Rather than rejuvenate Scotland, this new voting system has had a stultifying effect. The newly created political class has only one objective: to hoard the powers that were devolved down to it. So MSPs said no to the market-based reforms now rejuvenating English education and health care. They opted instead to preserve Scotland’s gargantuan state sector. The losers were ordinary Scots, who saw hospital waiting times lengthen and their schools plunge down the international league tables. But rather than present a radical alternative, the Scottish Conservatives (a phrase which is starting to become oxymoronic) have sought to talk, walk and vote like their supposed opponents.

Blandness has already become the curse of British politics, at a local and national level. Our political parties are already too much alike, and for this reason it is tempting to join the apathetic majority and stay at home on 5 May. But if you think British politics is boring now, just see what happens if AV is voted in: a great blanket of homogeneity will fall over British politics.
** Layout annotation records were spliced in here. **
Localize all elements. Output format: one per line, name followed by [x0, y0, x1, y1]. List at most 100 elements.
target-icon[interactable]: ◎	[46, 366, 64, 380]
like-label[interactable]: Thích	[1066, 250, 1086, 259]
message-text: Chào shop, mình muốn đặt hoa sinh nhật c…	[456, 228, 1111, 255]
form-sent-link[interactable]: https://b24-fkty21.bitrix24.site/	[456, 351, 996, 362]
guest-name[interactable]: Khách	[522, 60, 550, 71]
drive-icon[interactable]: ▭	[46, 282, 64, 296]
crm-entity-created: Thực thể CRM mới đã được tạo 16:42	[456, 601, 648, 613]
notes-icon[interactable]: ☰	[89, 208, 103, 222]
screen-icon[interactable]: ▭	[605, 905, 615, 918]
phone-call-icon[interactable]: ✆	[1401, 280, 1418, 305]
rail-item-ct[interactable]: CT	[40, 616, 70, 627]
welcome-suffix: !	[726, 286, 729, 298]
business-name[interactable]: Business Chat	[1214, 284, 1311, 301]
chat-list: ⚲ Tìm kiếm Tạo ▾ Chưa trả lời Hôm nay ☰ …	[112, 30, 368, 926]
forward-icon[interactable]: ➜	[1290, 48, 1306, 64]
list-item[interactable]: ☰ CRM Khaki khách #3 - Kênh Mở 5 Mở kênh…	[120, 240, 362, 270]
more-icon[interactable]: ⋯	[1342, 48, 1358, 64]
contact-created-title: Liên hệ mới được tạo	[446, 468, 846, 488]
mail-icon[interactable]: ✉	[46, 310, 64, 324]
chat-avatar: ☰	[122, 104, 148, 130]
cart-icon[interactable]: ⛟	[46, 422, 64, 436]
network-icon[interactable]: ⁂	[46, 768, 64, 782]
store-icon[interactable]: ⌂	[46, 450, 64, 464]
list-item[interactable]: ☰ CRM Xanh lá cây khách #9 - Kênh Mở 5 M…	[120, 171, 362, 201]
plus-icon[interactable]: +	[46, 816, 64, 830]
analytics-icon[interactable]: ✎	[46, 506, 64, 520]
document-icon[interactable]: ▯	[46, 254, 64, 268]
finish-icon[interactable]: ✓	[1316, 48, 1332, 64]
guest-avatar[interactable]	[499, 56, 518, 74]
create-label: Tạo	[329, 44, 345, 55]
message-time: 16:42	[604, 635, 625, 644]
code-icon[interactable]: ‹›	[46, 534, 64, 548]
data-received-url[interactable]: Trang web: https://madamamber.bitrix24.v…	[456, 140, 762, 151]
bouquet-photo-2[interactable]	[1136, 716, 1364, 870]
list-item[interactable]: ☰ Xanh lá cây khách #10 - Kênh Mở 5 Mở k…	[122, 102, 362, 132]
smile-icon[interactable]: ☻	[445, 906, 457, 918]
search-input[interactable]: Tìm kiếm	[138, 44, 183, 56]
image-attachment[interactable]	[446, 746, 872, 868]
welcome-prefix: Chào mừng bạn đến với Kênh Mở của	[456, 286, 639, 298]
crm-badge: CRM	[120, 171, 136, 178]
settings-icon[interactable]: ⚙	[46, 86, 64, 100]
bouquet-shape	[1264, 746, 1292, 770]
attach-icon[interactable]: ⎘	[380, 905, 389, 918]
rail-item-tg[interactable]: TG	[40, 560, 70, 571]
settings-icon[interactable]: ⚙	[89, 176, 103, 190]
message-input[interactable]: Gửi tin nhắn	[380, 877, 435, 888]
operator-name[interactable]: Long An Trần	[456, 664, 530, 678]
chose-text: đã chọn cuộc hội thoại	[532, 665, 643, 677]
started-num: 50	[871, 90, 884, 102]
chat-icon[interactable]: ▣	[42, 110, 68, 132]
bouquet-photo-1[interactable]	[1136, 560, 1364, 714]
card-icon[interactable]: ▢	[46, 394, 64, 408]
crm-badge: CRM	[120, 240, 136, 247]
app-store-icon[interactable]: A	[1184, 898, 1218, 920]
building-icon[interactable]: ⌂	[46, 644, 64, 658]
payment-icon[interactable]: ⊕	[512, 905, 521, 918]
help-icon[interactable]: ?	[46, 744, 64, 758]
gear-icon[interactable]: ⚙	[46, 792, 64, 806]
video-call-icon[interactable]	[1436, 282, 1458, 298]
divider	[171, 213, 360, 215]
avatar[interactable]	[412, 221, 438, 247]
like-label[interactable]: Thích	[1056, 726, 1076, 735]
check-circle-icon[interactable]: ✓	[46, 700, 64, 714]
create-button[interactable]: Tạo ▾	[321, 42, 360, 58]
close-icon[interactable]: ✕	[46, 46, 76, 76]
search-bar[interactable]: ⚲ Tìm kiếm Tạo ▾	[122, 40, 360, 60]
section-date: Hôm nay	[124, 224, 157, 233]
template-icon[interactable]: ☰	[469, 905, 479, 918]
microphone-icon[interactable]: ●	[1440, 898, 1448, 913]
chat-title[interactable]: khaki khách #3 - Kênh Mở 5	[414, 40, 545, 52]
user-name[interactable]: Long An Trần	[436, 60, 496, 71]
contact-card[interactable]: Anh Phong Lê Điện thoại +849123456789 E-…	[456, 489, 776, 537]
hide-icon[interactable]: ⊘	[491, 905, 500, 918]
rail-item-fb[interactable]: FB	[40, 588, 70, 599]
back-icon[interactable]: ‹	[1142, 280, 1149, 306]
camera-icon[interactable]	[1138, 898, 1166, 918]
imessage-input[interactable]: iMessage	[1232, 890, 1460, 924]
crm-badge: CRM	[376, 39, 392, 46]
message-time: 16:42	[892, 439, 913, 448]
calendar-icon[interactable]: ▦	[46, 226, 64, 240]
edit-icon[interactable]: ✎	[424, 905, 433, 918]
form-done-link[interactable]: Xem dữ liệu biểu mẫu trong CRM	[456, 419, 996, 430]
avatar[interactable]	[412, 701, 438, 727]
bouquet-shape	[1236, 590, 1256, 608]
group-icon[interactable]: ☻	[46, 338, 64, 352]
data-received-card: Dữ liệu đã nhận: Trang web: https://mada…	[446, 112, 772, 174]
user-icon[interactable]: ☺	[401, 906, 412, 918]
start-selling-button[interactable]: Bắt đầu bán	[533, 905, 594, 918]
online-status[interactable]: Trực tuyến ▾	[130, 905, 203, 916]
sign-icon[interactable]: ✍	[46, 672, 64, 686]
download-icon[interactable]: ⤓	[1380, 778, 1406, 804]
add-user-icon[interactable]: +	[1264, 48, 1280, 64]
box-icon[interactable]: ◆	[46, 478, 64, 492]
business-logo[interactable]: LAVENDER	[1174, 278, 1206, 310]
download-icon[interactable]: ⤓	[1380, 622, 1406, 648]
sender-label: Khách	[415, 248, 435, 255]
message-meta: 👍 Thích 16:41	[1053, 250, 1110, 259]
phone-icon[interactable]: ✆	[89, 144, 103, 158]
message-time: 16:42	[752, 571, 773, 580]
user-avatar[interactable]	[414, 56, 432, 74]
Candidates will start to converge, vying for each other’s third-preference votes. And it’ll be almost impossible ever to care again. Little wonder AV has been rejected in every major democracy in the world save for Australia, whose elections are so uninspiring that voting is a legal obligation.

Every so often in politics, an outsider comes along and changes everything. It happened in Middlesbrough when Ray Mallon was elected mayor and cut crime by a fifth. It happened in Britain in the 1980s, when Margaret Thatcher steered a nation away from what seemed like an inevitable, inexorable decline. But unless you vote no on 5 May, this sort of radical transformative change may never be possible again.